Indian markets had a poor start to 2011. The first week of the year saw the BSE-Sensex lose 4%, even as most other key global markets closed with good gains. India's weakness was largely a result of pressure on auto and banking stocks. While the BSE-Auto index dropped by 7.3%, the BSE-Bankex declined 6.5%.
Let's talk about banking stocks here. The sell-off in these stocks was seemingly a result of the fears of further interest rate hikes by the RBI. India's inflation is not showing any signs of cooling down. Instead the monster is just growing in size. Just last week, food inflation came in higher at 18.3%. This was a sharp 4% higher than the inflation figure that came earlier than this. Vegetables, food grains, fruits, you name it and the prices are surging.
This is adding to the RBI's concerns that stem from rising prices of commodities like crude oil. So there is a general fear that the central bank will announce an interest rate hike sooner than later. An interest rate hike, or a tightened money supply – both go towards reigning in inflation – will have an adverse impact on India Inc. This is especially given that a lot of companies are going for large scale capacity expansion.
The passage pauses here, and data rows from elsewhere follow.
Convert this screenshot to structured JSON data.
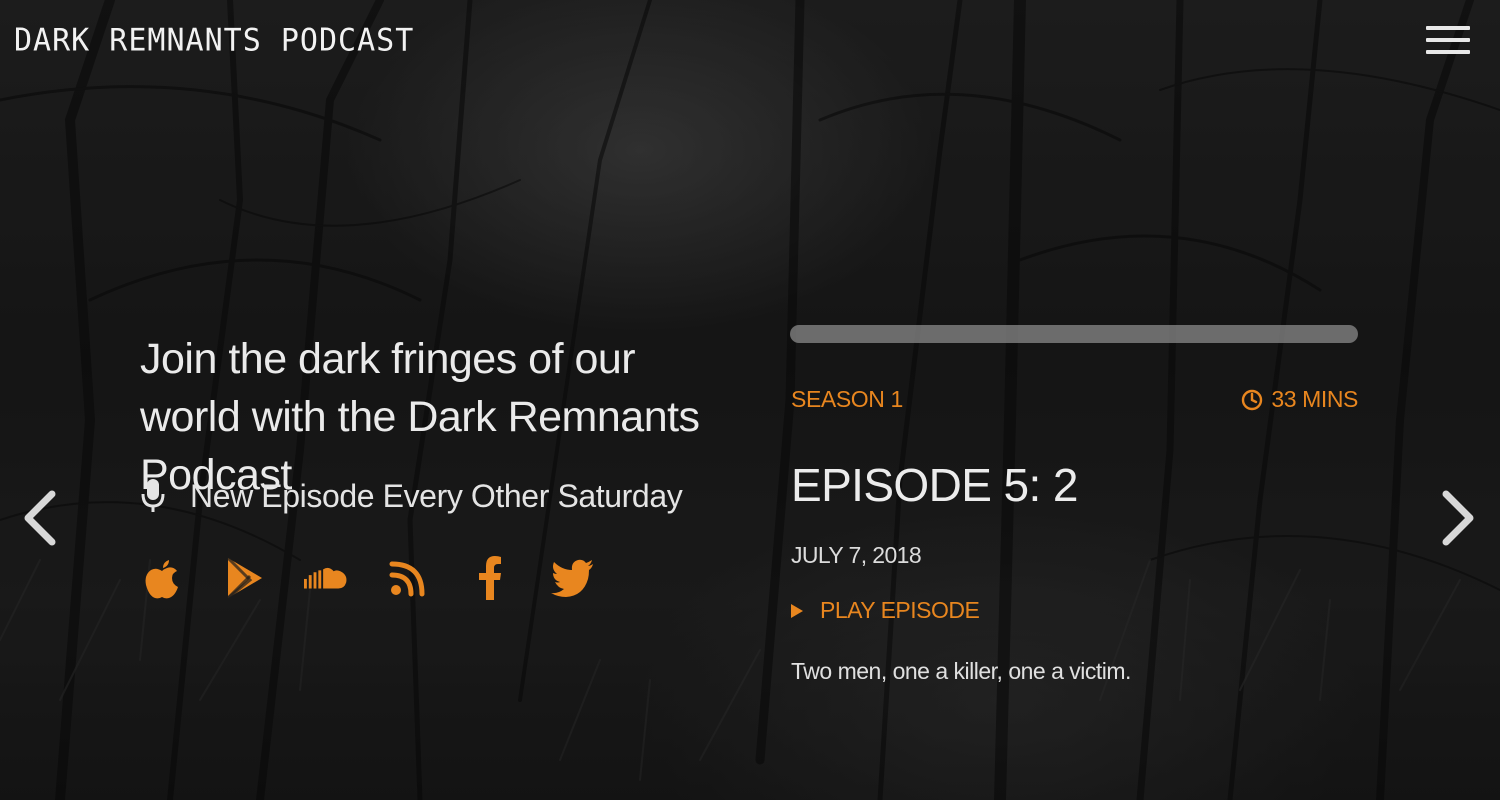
{
  "header": {
    "logo_text": "DARK REMNANTS PODCAST",
    "menu_icon": "hamburger-menu-icon"
  },
  "hero": {
    "tagline": "Join the dark fringes of our world with the Dark Remnants Podcast",
    "schedule_icon": "microphone-icon",
    "schedule_text": "New Episode Every Other Saturday",
    "social_icons": [
      "apple-icon",
      "google-play-icon",
      "soundcloud-icon",
      "rss-icon",
      "facebook-icon",
      "twitter-icon"
    ]
  },
  "episode": {
    "progress": 0.0,
    "season": "SEASON 1",
    "duration": "33 MINS",
    "duration_icon": "clock-icon",
    "title": "EPISODE 5: 2",
    "date": "JULY 7, 2018",
    "play_label": "PLAY EPISODE",
    "play_icon": "play-triangle-icon",
    "description": "Two men, one a killer, one a victim."
  },
  "navigation": {
    "prev_icon": "chevron-left-icon",
    "next_icon": "chevron-right-icon"
  },
  "colors": {
    "accent": "#e8861f",
    "text": "#ececec",
    "background": "#1b1b1b"
  }
}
As such, any further rise in borrowing costs will spoil the party for them.
Another concern that surrounds investors in banking stocks is their valuations. After the rise seen last year, and in face of the current problems, these do not have much headroom to go up from here on. At least the fundamentals do not justify the same. With little upside in margins, banks are expected to rely heavily on their fee income generating abilities in addition to their operating leverage.
Also, most banks envisage higher loan restructuring and provisioning costs in the next financial year (FY12, which starts in March), which may eat into their profits. So, buyers of banking stocks need to be very careful about the choices they make.